En weet je wat ik nou zo mooi vind? Dat wij daar van tevoren niets voor hoeven te doen. Dat de Here God die doop geeft, terwijl we nog zo klein zijn. Kijk maar naar Jesse. Wat heeft hij nou gepresteerd? En jij toen je als baby’tje gedoopt werd? En toch gedoopt! Toch belooft God daarin al zoveel: vergeving, dat we Zijn kind mogen zijn en dat we nooit alleen zijn. Prachtig toch?!

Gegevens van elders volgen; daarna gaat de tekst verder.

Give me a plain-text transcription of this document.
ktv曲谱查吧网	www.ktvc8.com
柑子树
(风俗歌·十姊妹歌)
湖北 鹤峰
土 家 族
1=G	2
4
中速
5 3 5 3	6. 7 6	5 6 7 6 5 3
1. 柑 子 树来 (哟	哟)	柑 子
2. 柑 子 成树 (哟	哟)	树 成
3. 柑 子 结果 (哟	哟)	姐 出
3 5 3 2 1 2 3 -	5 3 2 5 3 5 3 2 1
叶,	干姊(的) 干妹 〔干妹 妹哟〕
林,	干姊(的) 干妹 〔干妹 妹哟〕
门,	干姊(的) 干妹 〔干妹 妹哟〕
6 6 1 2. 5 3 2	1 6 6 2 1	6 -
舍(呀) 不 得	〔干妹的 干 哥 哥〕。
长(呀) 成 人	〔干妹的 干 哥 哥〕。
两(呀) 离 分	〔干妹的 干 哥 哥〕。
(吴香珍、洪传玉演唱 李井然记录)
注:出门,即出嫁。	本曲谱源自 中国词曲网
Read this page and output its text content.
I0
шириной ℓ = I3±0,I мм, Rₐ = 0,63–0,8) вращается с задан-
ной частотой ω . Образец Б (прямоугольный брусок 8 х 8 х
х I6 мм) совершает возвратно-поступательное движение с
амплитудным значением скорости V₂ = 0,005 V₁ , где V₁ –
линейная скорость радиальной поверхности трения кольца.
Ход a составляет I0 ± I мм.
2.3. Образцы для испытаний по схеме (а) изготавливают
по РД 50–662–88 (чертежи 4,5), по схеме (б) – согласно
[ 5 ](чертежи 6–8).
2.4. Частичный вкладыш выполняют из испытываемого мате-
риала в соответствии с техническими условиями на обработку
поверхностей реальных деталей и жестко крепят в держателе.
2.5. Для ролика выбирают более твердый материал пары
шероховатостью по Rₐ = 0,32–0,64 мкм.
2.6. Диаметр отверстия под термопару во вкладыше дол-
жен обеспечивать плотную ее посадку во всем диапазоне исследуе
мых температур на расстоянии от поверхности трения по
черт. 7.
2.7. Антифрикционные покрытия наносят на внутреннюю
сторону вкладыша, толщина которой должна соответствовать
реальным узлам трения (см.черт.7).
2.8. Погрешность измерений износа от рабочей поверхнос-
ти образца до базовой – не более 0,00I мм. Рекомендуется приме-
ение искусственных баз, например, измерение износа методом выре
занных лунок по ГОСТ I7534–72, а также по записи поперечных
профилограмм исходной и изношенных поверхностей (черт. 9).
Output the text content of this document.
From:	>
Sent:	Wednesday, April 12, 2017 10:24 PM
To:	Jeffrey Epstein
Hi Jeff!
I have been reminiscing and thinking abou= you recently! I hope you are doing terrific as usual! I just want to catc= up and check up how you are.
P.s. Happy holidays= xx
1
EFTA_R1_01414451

bediening van de Heilige Doop aan Jesse Martinus Hendrik Wijnen

zingen         (staande) Adem van Boven 30: 9

vraag aan de gemeente

ouderling van dienst overhandigt de doopkaars

Jongerenkoor Inspiration zingt ‘Doop’ van Sela

dankgebed en gebed om de verlichting met de Heilige Geest

tijdens orgelspel wordt de dopeling weggebracht

schriftlezing          Kolossenzen 2:6-15

zingen         Gezang 215:1,2

tekstlezing ‘Toen u gedoopt werd bent u immers met hem begraven, en met hem bent u ook tot leven gewekt, omdat u gelooft in de kracht van God die hem uit de dood heeft opgewekt.’ (Kolossenzen 2:12)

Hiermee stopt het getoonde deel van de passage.